All titles screening:
'At Home among Strangers': A 1974 Soviet film starring Yuri Bogatyryov and Anatoly Solonitsyn and directed by Nikita Mikhalkov. Some hail it as the most significant of films. Like many Soviet films of the period, it was mainly in color, but had certain short scenes in black and white.
'Dersu Uzala': A 1975 Soviet-Japanese co-production film directed by Akira Kurosawa, his first non-Japanese-language film and his first and only 70mm film.
'Office Romance': A Soviet comedy film directed by Eldar Ryazanov. It was filmed at Mosfilm and released in 1977. Office Romance was a box office success, the leader of Soviet film distribution in 1978 and still enjoys wide popularity in the former Soviet republics.
'Uncle Vanya': A 1970 film adaptation of the Anton Chekhov play of the same title and directed by Andrey Konchalovskiy.

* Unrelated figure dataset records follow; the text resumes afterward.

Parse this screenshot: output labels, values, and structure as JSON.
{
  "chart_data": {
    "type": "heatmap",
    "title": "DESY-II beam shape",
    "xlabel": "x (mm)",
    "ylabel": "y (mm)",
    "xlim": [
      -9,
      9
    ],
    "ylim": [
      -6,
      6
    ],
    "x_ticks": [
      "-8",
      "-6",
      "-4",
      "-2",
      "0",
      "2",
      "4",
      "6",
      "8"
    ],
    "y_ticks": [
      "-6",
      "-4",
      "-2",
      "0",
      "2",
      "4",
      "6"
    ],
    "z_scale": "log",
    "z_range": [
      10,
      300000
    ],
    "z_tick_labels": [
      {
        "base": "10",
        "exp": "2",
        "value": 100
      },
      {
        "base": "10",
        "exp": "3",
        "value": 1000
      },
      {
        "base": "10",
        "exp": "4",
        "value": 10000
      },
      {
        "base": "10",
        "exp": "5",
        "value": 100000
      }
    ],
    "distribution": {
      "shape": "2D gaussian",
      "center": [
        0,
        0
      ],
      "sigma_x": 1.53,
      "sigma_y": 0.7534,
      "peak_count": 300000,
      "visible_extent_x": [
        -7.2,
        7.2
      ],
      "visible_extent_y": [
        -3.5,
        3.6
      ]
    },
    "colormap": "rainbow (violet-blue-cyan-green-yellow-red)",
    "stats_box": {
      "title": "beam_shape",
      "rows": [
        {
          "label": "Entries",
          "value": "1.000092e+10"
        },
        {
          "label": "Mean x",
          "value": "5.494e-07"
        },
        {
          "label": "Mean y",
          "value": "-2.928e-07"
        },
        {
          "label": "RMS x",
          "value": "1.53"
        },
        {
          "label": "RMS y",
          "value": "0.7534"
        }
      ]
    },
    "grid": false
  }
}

'Stalker': A 1979 Soviet science fiction art film directed by Andrei Tarkovsky with a screenplay written by Boris and Arkady Strugatsky, loosely based on their novel Roadside Picnic (1972). The film combines elements of science fiction with dramatic philosophical and psychological themes.
'The Rider Named Death': A 2004 movie directed by Karen Shakhazarov. In pre-Soviet Russia, Boris Savinkov leads a terrorist faction of Socialist-Revolutionary Party members responsible for the deaths of governors and ministers.
'Walking the Streets of Moscow': A 1964 Soviet film directed by Georgiy Daneliya. The film premiered at the 1964 Cannes Film Festival and won a prize for the work of cameraman Vadim Yusov, best known for his subsequent collaboration with Andrei Tarkovsky.